Wednesday, 7 October 2009

The Failing Guardian

I'm not even going to bother contextualising this one. No preamble. Open up by clicking on this squalid piece that The Guardian, to its shocking discredit, chose to publish.

Giuseppe Caramazza, I'm sure, does valuable humanitarian work. However, he exhibits all the wilful blindness of a man defined by a pre-existing ideology. That's fine; it's his business, even if I don't expect to see it printed by a newspaper as fact. However, his claim:-

"It is sad to see that the interests of multinational pharmaceutical companies (which thrive on a large number of patients) are always protected by western journalists who have no first-hand knowledge."

Is what makes this especially hateful, giving his opinions the status of informed truth, and roping in a Big Pharma conspiracy to help his words play to the gallery.

Caramazza claims that "perhaps" condoms are effective against HIV transmission (perhaps?. Fucking perhaps?), playing on the old myth that condom effectiveness is only 95%. It's a statistic that is simply not true, and it really shouldn't be doing the rounds any more.

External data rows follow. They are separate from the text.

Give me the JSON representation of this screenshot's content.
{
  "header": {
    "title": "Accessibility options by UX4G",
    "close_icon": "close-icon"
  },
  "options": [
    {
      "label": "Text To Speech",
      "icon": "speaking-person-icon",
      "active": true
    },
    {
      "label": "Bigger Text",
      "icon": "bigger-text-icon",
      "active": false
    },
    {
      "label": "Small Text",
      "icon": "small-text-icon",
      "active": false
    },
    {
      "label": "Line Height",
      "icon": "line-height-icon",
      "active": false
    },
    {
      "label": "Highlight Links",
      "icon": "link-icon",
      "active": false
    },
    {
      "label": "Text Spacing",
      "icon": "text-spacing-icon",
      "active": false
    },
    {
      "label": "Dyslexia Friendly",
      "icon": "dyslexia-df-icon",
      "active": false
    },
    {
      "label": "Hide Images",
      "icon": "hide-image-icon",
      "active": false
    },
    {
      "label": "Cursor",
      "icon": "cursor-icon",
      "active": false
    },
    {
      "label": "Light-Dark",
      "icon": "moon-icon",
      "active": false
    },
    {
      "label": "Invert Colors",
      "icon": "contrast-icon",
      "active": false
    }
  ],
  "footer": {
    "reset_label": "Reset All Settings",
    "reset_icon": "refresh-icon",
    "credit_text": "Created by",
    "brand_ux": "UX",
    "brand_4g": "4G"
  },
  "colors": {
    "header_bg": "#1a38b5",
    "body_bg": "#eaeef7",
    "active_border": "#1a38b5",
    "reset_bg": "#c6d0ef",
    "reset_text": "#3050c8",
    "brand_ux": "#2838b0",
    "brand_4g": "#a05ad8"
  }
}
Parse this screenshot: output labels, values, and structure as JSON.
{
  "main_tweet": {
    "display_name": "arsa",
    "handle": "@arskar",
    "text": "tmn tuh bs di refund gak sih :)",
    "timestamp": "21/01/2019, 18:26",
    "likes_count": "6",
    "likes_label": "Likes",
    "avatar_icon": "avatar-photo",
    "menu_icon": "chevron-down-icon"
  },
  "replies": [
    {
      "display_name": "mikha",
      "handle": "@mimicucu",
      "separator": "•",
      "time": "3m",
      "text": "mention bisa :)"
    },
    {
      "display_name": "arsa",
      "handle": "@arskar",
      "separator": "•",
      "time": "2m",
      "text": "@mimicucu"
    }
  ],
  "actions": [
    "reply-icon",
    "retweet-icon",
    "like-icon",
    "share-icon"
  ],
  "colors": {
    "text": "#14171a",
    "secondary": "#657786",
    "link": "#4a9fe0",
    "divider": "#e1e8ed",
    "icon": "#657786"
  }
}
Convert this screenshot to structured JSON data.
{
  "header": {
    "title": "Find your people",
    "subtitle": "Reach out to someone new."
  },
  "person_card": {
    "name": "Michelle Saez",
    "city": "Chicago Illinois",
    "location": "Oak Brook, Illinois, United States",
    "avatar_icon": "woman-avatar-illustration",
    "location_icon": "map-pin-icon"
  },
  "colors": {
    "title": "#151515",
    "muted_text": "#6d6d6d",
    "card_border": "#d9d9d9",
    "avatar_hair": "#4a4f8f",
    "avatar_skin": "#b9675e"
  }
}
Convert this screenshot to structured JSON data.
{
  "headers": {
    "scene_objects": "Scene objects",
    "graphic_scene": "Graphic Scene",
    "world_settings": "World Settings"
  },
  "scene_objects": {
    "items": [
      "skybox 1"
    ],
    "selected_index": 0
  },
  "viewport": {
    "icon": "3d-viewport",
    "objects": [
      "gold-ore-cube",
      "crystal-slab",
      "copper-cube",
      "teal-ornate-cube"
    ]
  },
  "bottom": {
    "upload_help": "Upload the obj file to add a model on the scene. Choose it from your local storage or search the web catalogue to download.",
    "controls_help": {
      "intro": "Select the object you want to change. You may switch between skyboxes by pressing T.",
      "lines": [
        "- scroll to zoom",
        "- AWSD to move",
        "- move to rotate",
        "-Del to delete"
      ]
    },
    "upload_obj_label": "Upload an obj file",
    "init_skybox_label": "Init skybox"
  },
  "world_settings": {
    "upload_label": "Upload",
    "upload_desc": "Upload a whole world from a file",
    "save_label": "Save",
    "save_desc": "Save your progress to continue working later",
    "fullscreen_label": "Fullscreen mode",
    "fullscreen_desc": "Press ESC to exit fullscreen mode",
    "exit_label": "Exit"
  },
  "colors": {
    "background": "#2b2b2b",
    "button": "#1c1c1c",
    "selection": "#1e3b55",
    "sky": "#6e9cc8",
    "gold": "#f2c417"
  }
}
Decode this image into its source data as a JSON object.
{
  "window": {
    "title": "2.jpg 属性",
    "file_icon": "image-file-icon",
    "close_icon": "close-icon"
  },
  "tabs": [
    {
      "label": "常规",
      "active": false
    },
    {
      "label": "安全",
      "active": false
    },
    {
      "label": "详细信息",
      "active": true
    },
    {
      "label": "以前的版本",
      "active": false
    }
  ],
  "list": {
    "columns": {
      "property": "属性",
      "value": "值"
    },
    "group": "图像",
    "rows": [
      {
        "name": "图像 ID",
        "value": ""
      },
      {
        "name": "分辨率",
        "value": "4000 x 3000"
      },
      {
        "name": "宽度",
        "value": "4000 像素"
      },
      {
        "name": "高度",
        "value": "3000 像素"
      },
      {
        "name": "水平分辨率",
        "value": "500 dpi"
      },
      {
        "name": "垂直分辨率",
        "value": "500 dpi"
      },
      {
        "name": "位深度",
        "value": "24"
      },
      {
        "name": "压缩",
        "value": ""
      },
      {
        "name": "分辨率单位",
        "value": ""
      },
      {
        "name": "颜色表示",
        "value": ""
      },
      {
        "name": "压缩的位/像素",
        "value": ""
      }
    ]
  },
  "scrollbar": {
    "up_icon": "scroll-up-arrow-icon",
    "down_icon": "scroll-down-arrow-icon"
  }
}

That's not "opinion", it's been proven. Here's a study, if you want (there's plenty more). Short version; of 124 couples with one HIV-positive member, who consistently & correctly used condoms over a 20-month period, the number of uninfected partners who contracted the disease was... zero. Yeah, read that again if you want. The report estimates that at about 15,000 incidences of intercourse.

Zero.

Caramazza also talks about the low rate of HIV in Uganda, where there was "a two-decade campaign stressing the importance of abstinence and faithfulness". Well, here's a study of that period. Results? There was no increase in abstinence or monogamy, but there was a high incidence of condom use. So that's that one pretty much accounted for.

The point is this; those facts (yeah, not opinions, facts) took me ten minutes on Google to find. If people want to discuss something so important on the basis of "well a bloke in the pub said", that makes them fucking idiotic. If a newspaper wants to print a piece, as an alternative opinion about something nebulous and unquantifiable, then that's nothing short of shameful.

1 Comments:

Blogger willyrobinson said...

It's becoming very polarised in there, and that's before you even get into the faith debates. I regret to say I spend far too much of my time on yon webthing tip-toeing aroung the psychos trying to get a bit of news.

They've had Shimon Peres on there though, and Tony Blair and others, so if this boy wants to be the king of chutzpah he needs to up his game.